Anche quest’anno la Capitaneria di Porto – Guardia Costiera di Trieste ha celebrato l’anniversario dell’Impresa di Alessandria d’Egitto, una delle azioni più audaci e simboliche della storia navale italiana durante la Seconda Guerra Mondiale. Un momento di memoria collettiva che ha riportato l’attenzione su una notte destinata a entrare nella storia, quella tra il 18 e il 19 dicembre 1941, quando sei uomini della Regia Marina compirono un’azione che ancora oggi rappresenta un esempio straordinario di coraggio e spirito di sacrificio.
In quella notte, tre siluri a lenta corsa, passati alla storia come i celebri “maiali”, riuscirono a penetrare la base navale britannica di Alessandria d’Egitto. L’operazione portò all’affondamento di due corazzate e a gravi danni inflitti ad altre unità militari, segnando una delle imprese più ardite dell’intero conflitto.
La commemorazione tra raccoglimento e solennità
L’anniversario è stato ricordato a Trieste con una cerimonia intensa e partecipata, articolata in più momenti dedicati al ricordo dei protagonisti di quell’azione. Nel corso della mattinata è stata celebrata una messa commemorativa, officiata da Don Maurizio Anzolin presso la sede della Capitaneria di Porto. Alla funzione hanno preso parte il Sindaco di Trieste, i rappresentanti delle autorità civili e militari, il personale della Capitaneria e i soci del Gruppo ANMI, uniti nel segno del rispetto e della memoria.
Un momento di raccoglimento che ha sottolineato il legame profondo tra la città di Trieste, il mare e la sua storia, fatta di uomini che hanno scritto pagine decisive con il loro coraggio.
L’omaggio a Spartaco Schergat
La commemorazione è proseguita nel piazzale esterno della Capitaneria di Porto, davanti al monumento dedicato a Spartaco Schergat, figura simbolo dell’impresa di Alessandria. Qui si è svolta una cerimonia sobria ma carica di significato, con la lettura dei cenni storici sull’operazione e la deposizione della corona d’alloro.

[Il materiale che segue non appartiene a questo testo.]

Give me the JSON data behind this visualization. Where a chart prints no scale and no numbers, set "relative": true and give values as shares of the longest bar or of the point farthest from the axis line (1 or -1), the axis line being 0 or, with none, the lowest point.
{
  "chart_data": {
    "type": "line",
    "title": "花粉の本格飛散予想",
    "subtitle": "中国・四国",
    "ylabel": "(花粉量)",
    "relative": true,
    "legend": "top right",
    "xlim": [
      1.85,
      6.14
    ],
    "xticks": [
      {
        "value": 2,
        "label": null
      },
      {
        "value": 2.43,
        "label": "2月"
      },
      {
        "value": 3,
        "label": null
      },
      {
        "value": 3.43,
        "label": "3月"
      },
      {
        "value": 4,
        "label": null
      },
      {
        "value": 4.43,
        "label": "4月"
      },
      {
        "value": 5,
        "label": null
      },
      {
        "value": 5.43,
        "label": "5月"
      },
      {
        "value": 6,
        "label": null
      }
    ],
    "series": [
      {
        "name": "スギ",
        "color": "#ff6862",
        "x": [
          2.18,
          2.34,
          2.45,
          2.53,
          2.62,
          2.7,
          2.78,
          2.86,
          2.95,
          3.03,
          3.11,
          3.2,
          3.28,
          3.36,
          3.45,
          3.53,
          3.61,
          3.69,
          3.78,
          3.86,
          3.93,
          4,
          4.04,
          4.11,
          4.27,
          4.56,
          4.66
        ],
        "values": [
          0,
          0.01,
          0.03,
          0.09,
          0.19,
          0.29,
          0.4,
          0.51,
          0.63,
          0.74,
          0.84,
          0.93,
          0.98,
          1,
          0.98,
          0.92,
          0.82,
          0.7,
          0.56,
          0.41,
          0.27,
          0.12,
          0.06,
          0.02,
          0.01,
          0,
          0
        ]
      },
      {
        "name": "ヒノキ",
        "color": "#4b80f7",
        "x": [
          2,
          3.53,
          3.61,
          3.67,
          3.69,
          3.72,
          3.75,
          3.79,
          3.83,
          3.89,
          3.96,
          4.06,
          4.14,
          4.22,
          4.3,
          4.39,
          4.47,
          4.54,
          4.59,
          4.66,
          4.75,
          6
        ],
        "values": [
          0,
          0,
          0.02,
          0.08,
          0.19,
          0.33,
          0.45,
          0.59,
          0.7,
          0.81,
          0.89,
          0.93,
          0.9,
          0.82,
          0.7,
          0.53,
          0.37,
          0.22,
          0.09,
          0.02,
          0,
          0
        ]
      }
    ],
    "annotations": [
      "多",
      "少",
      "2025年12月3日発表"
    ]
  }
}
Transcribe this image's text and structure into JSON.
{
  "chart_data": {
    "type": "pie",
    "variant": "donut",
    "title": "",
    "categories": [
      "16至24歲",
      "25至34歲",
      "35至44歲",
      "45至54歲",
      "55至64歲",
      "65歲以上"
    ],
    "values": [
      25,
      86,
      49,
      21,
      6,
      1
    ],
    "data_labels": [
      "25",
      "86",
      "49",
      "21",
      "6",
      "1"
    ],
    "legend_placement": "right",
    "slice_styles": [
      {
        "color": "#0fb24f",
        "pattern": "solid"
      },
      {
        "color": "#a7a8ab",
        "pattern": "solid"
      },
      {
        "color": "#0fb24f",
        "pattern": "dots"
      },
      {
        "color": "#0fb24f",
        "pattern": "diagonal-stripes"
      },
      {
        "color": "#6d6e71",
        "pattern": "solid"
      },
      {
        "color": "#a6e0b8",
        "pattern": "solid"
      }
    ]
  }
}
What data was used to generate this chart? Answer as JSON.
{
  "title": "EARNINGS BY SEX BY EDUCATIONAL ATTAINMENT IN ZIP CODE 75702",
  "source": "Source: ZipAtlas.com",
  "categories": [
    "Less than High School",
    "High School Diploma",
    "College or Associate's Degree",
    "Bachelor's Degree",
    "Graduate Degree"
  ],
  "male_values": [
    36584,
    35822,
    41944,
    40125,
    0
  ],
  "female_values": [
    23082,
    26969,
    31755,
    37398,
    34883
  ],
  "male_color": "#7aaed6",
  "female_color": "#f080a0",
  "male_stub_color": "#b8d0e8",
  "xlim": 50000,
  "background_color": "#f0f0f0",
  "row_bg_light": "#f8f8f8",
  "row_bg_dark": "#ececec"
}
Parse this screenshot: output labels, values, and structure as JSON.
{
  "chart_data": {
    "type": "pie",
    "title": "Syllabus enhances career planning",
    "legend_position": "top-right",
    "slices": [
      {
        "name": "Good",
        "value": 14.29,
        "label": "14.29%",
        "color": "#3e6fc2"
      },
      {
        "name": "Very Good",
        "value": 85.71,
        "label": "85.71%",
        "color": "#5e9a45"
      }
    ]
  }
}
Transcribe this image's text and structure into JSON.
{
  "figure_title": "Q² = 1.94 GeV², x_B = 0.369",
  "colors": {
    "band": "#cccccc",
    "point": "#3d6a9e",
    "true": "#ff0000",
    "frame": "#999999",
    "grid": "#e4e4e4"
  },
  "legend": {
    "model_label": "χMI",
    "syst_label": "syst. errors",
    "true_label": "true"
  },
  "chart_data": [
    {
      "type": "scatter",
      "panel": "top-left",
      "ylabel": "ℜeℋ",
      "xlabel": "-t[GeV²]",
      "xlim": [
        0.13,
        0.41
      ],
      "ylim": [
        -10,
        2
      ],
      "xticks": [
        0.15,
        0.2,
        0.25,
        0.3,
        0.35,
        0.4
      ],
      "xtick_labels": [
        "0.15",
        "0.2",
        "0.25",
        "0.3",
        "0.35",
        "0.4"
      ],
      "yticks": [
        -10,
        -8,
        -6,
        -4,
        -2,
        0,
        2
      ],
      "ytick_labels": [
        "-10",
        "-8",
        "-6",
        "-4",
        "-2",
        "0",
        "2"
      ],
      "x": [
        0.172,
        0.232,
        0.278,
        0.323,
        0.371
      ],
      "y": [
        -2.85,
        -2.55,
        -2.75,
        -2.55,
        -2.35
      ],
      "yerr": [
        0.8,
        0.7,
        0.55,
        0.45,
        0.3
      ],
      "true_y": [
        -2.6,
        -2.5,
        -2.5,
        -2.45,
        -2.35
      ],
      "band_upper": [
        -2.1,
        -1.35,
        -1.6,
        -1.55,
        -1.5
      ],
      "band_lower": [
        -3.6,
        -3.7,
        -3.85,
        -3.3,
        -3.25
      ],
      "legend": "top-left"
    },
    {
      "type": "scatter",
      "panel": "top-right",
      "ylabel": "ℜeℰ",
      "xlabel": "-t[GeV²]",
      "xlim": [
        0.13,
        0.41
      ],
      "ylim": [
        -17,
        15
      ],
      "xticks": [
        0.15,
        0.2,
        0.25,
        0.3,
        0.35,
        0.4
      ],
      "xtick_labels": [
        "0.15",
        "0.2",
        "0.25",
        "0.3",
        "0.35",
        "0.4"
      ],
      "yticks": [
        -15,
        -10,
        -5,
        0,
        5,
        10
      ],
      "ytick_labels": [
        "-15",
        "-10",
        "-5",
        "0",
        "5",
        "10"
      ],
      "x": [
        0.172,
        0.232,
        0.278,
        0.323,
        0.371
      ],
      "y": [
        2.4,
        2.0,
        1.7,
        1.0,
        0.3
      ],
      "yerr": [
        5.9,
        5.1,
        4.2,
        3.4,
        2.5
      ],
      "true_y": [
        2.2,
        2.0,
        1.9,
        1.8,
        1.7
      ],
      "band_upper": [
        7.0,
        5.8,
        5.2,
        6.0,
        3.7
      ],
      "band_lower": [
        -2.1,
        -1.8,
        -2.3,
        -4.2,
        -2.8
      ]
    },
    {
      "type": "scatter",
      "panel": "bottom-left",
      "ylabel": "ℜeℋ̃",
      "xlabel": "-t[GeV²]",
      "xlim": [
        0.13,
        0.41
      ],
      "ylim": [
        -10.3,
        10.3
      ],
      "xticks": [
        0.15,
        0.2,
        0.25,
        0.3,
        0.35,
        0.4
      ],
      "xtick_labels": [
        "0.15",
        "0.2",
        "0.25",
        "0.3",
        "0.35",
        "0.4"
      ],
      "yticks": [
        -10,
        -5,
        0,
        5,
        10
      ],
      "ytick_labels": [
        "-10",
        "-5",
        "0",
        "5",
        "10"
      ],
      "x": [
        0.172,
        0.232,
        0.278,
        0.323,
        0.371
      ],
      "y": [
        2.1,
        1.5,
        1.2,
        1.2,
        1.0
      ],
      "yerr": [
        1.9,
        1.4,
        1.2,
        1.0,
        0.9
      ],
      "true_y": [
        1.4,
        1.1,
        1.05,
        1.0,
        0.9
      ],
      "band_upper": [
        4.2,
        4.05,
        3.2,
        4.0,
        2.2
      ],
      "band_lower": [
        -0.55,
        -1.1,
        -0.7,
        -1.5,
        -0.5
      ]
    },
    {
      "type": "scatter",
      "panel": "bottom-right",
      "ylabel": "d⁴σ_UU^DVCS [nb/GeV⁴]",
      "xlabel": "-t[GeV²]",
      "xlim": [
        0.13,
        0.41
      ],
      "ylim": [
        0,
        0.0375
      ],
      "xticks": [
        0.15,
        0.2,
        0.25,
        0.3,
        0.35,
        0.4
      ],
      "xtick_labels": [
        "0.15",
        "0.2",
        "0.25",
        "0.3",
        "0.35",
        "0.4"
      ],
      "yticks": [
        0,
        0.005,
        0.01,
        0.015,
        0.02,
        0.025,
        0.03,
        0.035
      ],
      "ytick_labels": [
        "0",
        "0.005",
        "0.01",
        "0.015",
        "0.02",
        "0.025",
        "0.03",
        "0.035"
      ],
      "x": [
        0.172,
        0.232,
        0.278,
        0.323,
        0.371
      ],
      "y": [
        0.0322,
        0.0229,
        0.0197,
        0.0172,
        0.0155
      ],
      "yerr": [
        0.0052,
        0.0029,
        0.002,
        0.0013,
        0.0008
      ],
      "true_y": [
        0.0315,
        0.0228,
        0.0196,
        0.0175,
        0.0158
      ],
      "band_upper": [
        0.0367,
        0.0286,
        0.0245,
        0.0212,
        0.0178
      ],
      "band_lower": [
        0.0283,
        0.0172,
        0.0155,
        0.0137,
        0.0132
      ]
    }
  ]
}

Schergat, insignito della Medaglia d’Oro al Valor Militare il 31 agosto 1944, resta uno dei volti più rappresentativi di quell’azione che seppe unire audacia, competenza tecnica e senso del dovere, lasciando un segno indelebile nella storia della Marina.
Una memoria che parla al presente
La celebrazione dell’impresa di Alessandria d’Egitto non è soltanto un richiamo al passato, ma un’occasione per ribadire valori che restano attuali: il servizio, il sacrificio e il rispetto per chi ha operato in condizioni estreme nel nome del Paese. Trieste, città di mare e di storia, rinnova così il proprio impegno nel custodire e trasmettere una memoria che continua a parlare alle nuove generazioni.